Two million more Americans are without health insurance thus far in 2017, amid problems with the Affordable Care Act and Republicans’ unpopular efforts to repeal the law.
The uninsured rate was up on a quarterly basis for the second time in-a-row this year, according to the results of a survey released Monday by Gallup. The measure of those lacking coverage was at 11.7 percent in the second quarter, up from 11.3 percent in the first quarter, and 10.9 percent at the end of 2016.
Gallup described the 0.8-percent increase as “statistically significant given the very large sample sizes involved.”
About 2,400 people are at serious risk as a result of the lost coverage.
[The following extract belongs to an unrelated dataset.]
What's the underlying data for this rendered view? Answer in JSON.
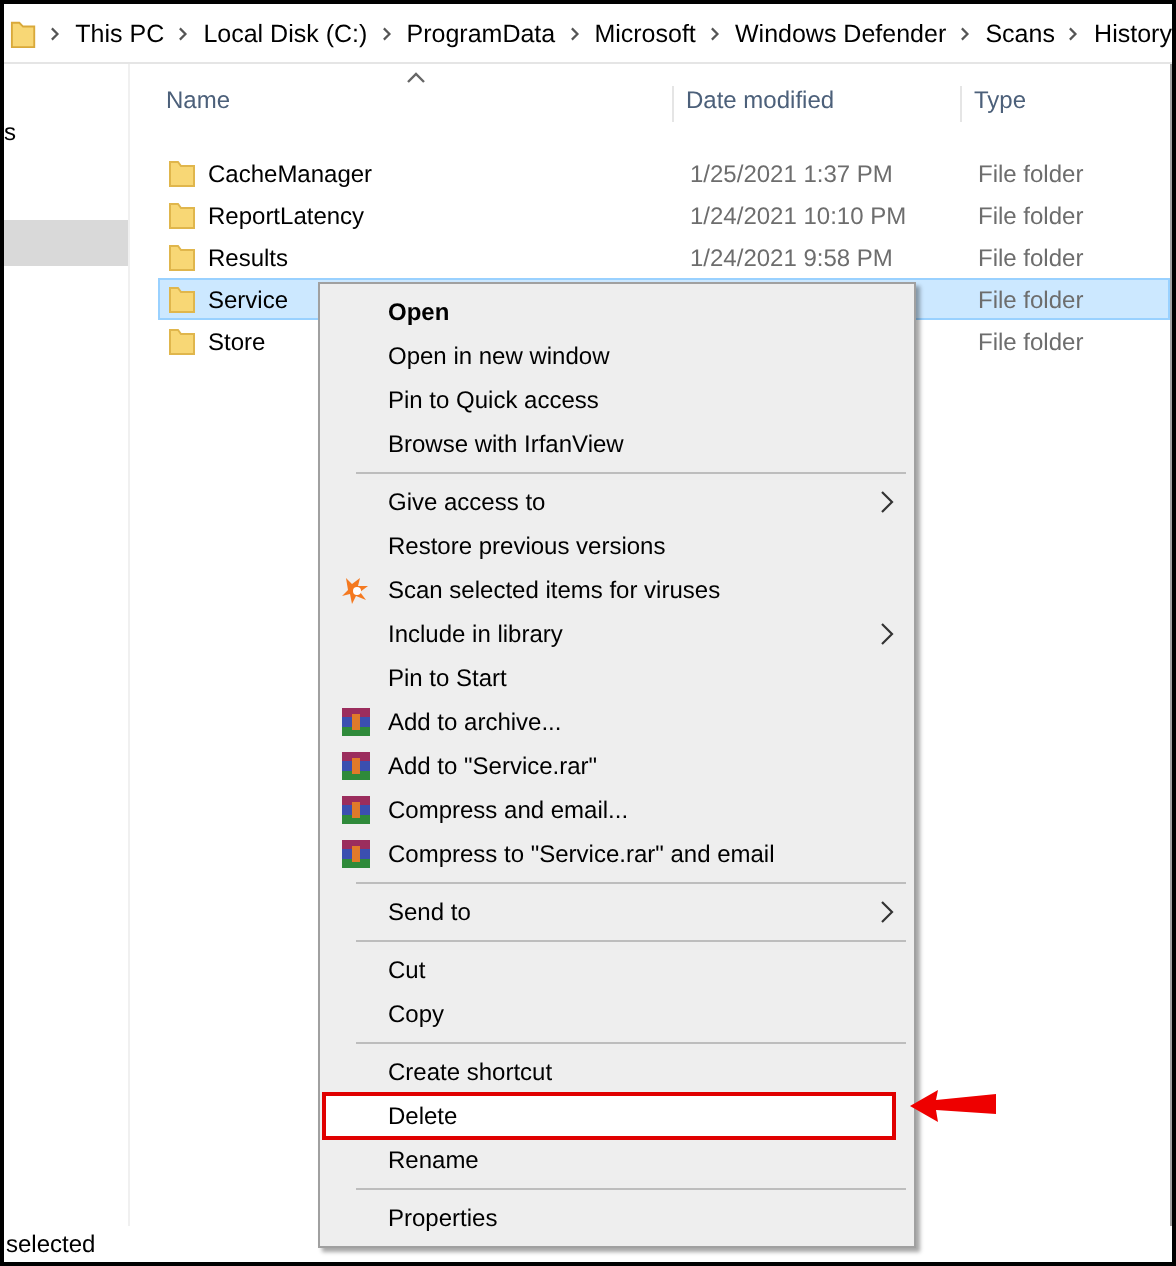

According to a Harvard-Center for American Progress study, one adult will die for every 830 adults lacking insurance.
The increase in the uninsurance rate comes after dozens of coverage providers pulled out of state-run ACA healthcare exchanges. In October 2016, just before Donald Trump’s election, the Department of Health and Human Services said that 68 insurers would be dropping individual plans offered on state exchanges in 2017.
The same report also predicted the average cost of plans purchased on state exchanges would be up this year by 22 percent.
Obama administration officials had argued that the increase in premiums would be offset by an increase in subsidies. But since Trump’s victory last November, there has been uncertainty over the future of the ACA, and benefits and tax penalties administered through the law.
Immediately after his inauguration, President Trump issued an executive order allowing agencies to ignore ACA provisions that “impose a fiscal burden” on Americans, as Gallup noted.
Despite Republicans’ victory in November, problems with Obamacare, and Republicans’ repeated vows to repeal the law, the viable alternative from the GOP has, thus far, proven wildly unpopular.
Senate Republicans’ replacement plan — which would nullify the individual mandate, reduce coverage requirements and allow states to opt-out of rules on preexisting conditions—has the support of just 17 percent of the country.
According to the Congressional Budget Office, the plan would see 22 million Americans lose health insurance coverage by 2026. Of those, 15 million would become uninsured through cuts to Medicaid.
Although Republicans don’t currently have the votes to advance the legislation through the Senate, protests against their proposal have been raging. On Thursday left-wing and left-leaning groups staged sit-in demonstrations at the offices of 24 Senate Republicans.
An increasing number of Democratic lawmakers have recently supported calls for such a move. Sens. Elizabeth Warren (D-Mass.) and Kirsten Gillibrand (D-NY) are among some of the notable newfound proponents.
Some Democratic leaders, however, have been dismissive of calls to embrace the policy. Rep. Nancy Pelosi (D-Calif.) told reporters in May that she didn’t support Democrats running on single payer in 2018.
“If you want it, do it in your states. States are laboratories,” she said. “States are a good place to start.”